Thawing permafrost poses a massive threat to infrastructure and people living in the Arctic, including the United States, Canada, and Russia.

According to a new study published in the journal Nature Communications, at least 70 percent of the infrastructure including homes, hospitals, railways, roads, and others may be damaged as a result of the melting in the Arctic permafrost region. About 4 million people will be affected in the next 30 years due to the thawing of frozen soil.

There's No Silver Lining

To make matters worse, the study also notes that these drastic changes will still happen even if the world decreases its carbon emission significantly. The new findings revealed "an unprecedentedly high spatial resolution" perspective of how permafrost will jeopardize infrastructure.

The findings also showed that one-third of all Arctic infrastructure rests on a piece of land that is highly likely to thaw by 2050. The community of 3.6 million people will be forced to migrate to a more solid ground if the infrastructure is not adjusted to the changing landscape.

"Much more needs to be done to prepare Alaska and Alaskans for the adverse consequences of coming changes in permafrost and climate," said Vladimir Romanovsky, a scientist with the University of Alaska Fairbanks Geophysical Institute who is examining the permafrost in Alaska for 25 years.

"These observations have led me to believe that the global warming is not a 'fake' but the reality," Romanovsky said. "And here, in Alaska, we are dealing already and will be dealing even more in the near future with this reality."

The Paper May Be Misleading

Even though the researchers of this study insist that global warming threat is real, Christopher Burn, a professor of geography and environmental studies at Carleton University, Canada, explains that the paper does not reveal anything that they don't already know.

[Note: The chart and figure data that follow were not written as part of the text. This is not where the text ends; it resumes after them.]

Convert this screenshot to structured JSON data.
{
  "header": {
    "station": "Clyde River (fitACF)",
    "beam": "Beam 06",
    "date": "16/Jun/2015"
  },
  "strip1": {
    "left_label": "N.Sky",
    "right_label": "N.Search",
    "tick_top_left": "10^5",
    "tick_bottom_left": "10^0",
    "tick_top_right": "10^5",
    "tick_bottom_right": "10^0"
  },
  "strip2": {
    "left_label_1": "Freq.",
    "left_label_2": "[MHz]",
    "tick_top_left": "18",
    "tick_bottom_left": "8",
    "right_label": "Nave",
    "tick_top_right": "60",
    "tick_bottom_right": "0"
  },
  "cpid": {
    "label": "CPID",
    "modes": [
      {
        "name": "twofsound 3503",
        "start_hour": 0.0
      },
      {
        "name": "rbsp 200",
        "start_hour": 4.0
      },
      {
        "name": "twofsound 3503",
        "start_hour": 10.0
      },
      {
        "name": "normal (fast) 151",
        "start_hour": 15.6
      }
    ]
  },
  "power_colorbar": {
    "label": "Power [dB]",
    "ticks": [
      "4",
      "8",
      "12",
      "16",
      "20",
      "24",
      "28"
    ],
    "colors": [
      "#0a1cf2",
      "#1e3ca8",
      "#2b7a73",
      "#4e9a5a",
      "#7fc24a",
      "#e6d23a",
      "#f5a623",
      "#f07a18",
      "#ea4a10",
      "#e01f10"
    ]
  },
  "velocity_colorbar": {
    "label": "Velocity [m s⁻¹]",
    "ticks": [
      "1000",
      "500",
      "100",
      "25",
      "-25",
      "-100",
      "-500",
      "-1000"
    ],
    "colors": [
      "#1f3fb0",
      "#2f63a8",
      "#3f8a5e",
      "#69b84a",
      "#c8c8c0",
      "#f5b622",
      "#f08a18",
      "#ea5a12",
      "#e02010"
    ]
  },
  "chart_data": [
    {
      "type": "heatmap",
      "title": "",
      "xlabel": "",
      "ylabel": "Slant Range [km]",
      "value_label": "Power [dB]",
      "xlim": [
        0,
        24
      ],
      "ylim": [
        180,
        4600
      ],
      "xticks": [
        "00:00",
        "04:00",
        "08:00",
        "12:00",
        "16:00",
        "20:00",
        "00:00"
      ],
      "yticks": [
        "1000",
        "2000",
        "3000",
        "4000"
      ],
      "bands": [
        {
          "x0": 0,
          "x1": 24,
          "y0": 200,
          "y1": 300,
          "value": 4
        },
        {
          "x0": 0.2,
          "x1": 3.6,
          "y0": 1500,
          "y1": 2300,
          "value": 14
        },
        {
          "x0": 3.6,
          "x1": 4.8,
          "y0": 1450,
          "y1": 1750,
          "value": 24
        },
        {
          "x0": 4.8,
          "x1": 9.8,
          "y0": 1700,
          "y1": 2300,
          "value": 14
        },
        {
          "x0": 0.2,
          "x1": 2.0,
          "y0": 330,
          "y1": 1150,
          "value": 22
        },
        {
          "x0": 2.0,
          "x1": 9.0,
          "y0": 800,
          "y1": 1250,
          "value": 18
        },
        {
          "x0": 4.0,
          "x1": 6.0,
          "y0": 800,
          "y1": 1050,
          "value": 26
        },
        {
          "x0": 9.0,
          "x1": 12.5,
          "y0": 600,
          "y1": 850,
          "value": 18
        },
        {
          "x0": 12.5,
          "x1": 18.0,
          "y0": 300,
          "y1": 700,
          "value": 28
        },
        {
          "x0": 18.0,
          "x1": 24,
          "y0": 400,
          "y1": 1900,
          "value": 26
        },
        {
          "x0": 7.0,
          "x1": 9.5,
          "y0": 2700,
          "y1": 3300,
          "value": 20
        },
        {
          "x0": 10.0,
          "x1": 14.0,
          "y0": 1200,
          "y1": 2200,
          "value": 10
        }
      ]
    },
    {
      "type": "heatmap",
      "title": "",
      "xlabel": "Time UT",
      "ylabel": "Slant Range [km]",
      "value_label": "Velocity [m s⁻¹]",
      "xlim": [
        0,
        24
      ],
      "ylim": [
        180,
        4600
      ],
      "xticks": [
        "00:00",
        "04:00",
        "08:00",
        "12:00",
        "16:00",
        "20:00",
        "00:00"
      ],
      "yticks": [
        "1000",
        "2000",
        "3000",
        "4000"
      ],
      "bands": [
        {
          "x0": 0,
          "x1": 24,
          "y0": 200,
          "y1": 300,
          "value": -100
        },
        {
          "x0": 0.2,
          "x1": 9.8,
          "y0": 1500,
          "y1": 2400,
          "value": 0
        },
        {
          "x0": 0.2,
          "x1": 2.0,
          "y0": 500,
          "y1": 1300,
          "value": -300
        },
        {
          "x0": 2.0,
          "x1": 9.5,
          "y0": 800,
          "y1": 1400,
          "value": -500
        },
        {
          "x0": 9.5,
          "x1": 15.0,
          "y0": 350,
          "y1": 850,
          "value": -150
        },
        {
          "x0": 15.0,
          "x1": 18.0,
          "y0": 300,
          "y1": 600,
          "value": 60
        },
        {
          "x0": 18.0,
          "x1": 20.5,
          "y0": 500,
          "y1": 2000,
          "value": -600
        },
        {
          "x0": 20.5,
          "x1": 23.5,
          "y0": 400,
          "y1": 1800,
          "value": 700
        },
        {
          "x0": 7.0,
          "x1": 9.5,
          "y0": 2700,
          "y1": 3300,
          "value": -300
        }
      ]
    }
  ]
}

In fact, he even calls the study distorted in some ways.

According to Burn, the authors indicate that there are certain areas in Canada that will remain unaffected if the permafrost is gone. He explains that these areas have been marked as low risk or no-risk, which is not exactly true.

"I think this is wrong. Not because I wish to be sensational, but because of the physics of heat transfer in ground materials," he added in his interview with Newsweek.